UMKM Tumbuh
Ibu-ibu PKK pun mendapat pelatihan khusus untuk mengolah hasil panen menjadi makanan bergizi. Mi ungu dari ubi ungu, mi hijau dari sawi dan mi oranye dari wortel menjadi produk andalan untuk pencegahan stunting di wilayah tersebut.
Di bidang ekonomi, program ini melahirkan 12 UMKM olahan pangan yang mulai menembus pasar digital. Produk-produk kreatif seperti keripik ubi, onde-onde dan getuk ubi ungu, hingga kue bollen ubi ungu yang mampu menghasilkan omzet mengesankan.
"Kami kolaborasi dengan pusat oleh-oleh Ubigo, yang banyak mengolah ubi ungu menjadi beragam makanan. Jadi warga bisa menjual hasil panen di sini, ada keberlanjutan penjualan hasil panen,” katanya.
Selain pangan, warga juga menciptakan produk daur ulang yang bernilai ekonomi. Mereka membuat tempat sampah dari galon bekas yang dibeli murah, lalu dicat dan dihias sebelum dijual. Semua proses dilakukan bersama oleh anggota kelompok.
“Alhamdulillah omzetnya mencapai Rp100 juta. Galon bekas beli Rp1.500, tapi setelah jadi tempat sampah yang dicat, bisa dijual sampai Rp30.000. Karena bikinnya susah, harus ramai-ramai, dan butuh cat yang mahal,” jelasnya.
Lebih menarik lagi, Sufiana juga menginisiasi program bank sampah sebagai bentuk inovasi lainnya. Program ini sekaligus mengajarkan pentingnya pengelolaan sampah rumah tangga. "Warga bisa menukarkan 10 botol plastik bekas dengan satu bibit tanaman berkualitas. Program daur ulang sampah jadi berkah," jelasnya.
Menurutnya, tantangan tidak pernah absen dalam perjalanan program pemberdayaan ini. Di awal peluncuran, banyak warga yang masih skeptis terhadap ide polisi yang mengurusi kebun. Sufiana menjawab keraguan itu dengan tindakan nyata. Ia turun langsung ke sawah dan pekarangan, mencangkul bersama warga.
"Apa hubungannya polisi dengan urusan tanam-menanam?" kataya mengulang tanya seorang warga saat sosialisasi pertama.

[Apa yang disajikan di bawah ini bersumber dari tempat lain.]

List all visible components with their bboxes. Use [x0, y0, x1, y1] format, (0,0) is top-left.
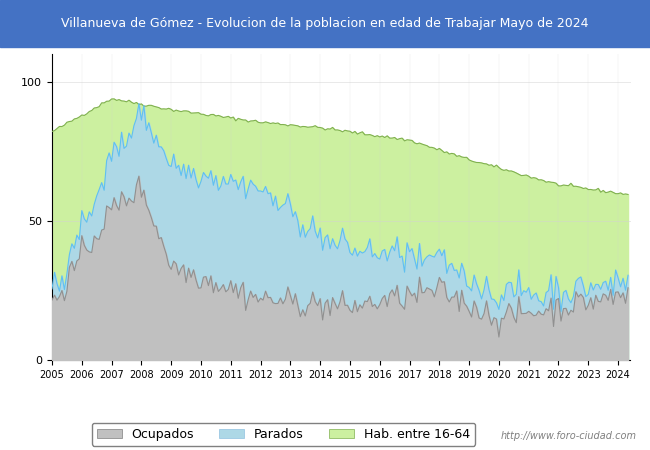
Legend: Ocupados, Parados, Hab. entre 16-64: Ocupados, Parados, Hab. entre 16-64: [92, 423, 475, 446]
Text: Villanueva de Gómez - Evolucion de la poblacion en edad de Trabajar Mayo de 2024: Villanueva de Gómez - Evolucion de la po…: [61, 17, 589, 30]
Text: http://www.foro-ciudad.com: http://www.foro-ciudad.com: [501, 431, 637, 441]
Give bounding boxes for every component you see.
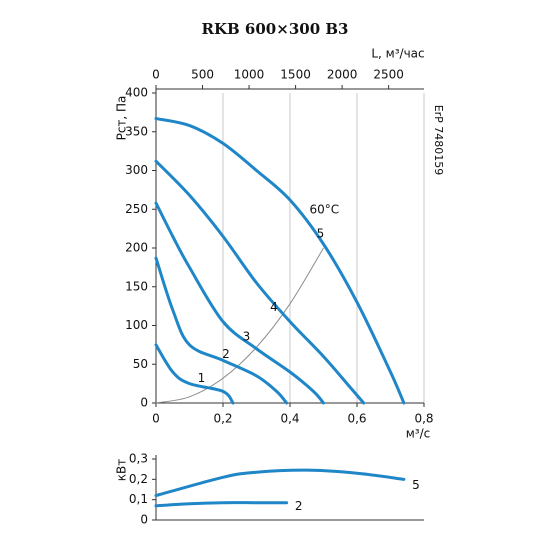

Perempuan yang menjadi polisi selepas lulus SMA itu menjawab keraguan warga dengan tindakan nyata. Ia tak lelah mendatangi rumah-rumah warga, termasuk terlibat langsung dalam penyiapan lahan untuk ditanami.
“Yang awalnya warga ragu, setelah beberapa bulan program ini bisa berjalan. Berawal hanya beberapa warga yang mau menanam, kini lebih dari 100 titik pekarangan di 20 dusun di Gayamdompo telah menjadi lahan pangan,” beber perempuan yang kini menyandang gelar Sarjana Hukum itu.